I would like to use the BC3 charger, but it is configured for 110V charging. Does anyone know if I could change it so that it could use 220v current?


----------



## timpootle (Jun 3, 2011)

I bought mine configured for 240v for use here in the UK. There are some photos up at https://www.flickr.com/photos/timpootle/ of the BC3 with the lid off. I have added a relay controlled by the separate BMS - I removed the balance board from the BC3, which was electrically separate from the charger anyway.

I hope the photos help you. I was unable to see an easy pick off or changeover switch for 110v.


----------



## baerfoot (Jan 2, 2011)

timpootle said:


> I bought mine configured for 240v for use here in the UK. There are some photos up at https://www.flickr.com/photos/timpootle/ of the BC3 with the lid off.

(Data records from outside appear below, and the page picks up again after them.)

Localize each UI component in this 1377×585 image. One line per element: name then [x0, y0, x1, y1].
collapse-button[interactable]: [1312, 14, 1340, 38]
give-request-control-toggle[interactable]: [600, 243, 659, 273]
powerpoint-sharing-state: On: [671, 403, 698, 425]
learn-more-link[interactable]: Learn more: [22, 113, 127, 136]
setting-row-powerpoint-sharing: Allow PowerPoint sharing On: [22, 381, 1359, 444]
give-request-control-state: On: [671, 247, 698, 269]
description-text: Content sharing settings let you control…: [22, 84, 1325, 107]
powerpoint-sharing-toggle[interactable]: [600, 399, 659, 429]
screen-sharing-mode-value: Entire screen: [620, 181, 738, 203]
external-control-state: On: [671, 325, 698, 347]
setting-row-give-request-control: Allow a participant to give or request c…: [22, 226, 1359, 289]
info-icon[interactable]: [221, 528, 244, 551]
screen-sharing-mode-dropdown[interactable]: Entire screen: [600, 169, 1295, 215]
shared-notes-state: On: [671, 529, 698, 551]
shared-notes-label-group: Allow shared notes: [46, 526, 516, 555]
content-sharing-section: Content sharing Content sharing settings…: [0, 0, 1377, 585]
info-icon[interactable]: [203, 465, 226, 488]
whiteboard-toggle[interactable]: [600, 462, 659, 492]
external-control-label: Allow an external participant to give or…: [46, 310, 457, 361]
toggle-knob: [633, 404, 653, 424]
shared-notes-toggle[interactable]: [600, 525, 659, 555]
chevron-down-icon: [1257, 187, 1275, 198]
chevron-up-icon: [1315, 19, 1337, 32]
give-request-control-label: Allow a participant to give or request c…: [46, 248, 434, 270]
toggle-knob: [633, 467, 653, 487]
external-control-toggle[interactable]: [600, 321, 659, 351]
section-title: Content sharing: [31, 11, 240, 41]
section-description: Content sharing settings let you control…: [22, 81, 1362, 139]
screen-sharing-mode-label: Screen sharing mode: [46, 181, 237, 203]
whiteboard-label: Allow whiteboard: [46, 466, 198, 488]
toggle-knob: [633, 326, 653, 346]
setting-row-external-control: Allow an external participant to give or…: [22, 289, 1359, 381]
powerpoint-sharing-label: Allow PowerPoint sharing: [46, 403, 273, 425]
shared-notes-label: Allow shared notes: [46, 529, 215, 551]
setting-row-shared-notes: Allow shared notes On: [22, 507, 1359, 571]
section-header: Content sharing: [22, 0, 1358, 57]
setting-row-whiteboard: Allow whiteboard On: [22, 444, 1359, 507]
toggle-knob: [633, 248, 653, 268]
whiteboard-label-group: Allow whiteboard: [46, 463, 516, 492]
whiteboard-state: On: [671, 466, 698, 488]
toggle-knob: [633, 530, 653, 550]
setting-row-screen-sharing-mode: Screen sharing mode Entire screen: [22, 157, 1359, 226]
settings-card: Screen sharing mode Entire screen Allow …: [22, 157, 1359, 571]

I have added a relay controlled by the separate BMS - I removed the balance board from the BC3, which was electrically separate from the charger anyway.
> 
> I hope the photos help you. I was unable to see an easy pick off or changeover switch for 110v.


Thanks for the link. I don't see any obvious change either. I will attach an image I took of the inside of mine.


----------



## timpootle (Jun 3, 2011)

Notice the transformer leads going to different sides, as highlighted in these 2 images. May be your answer, or maybe not. You will have to see if this transformer has tapped windings.


----------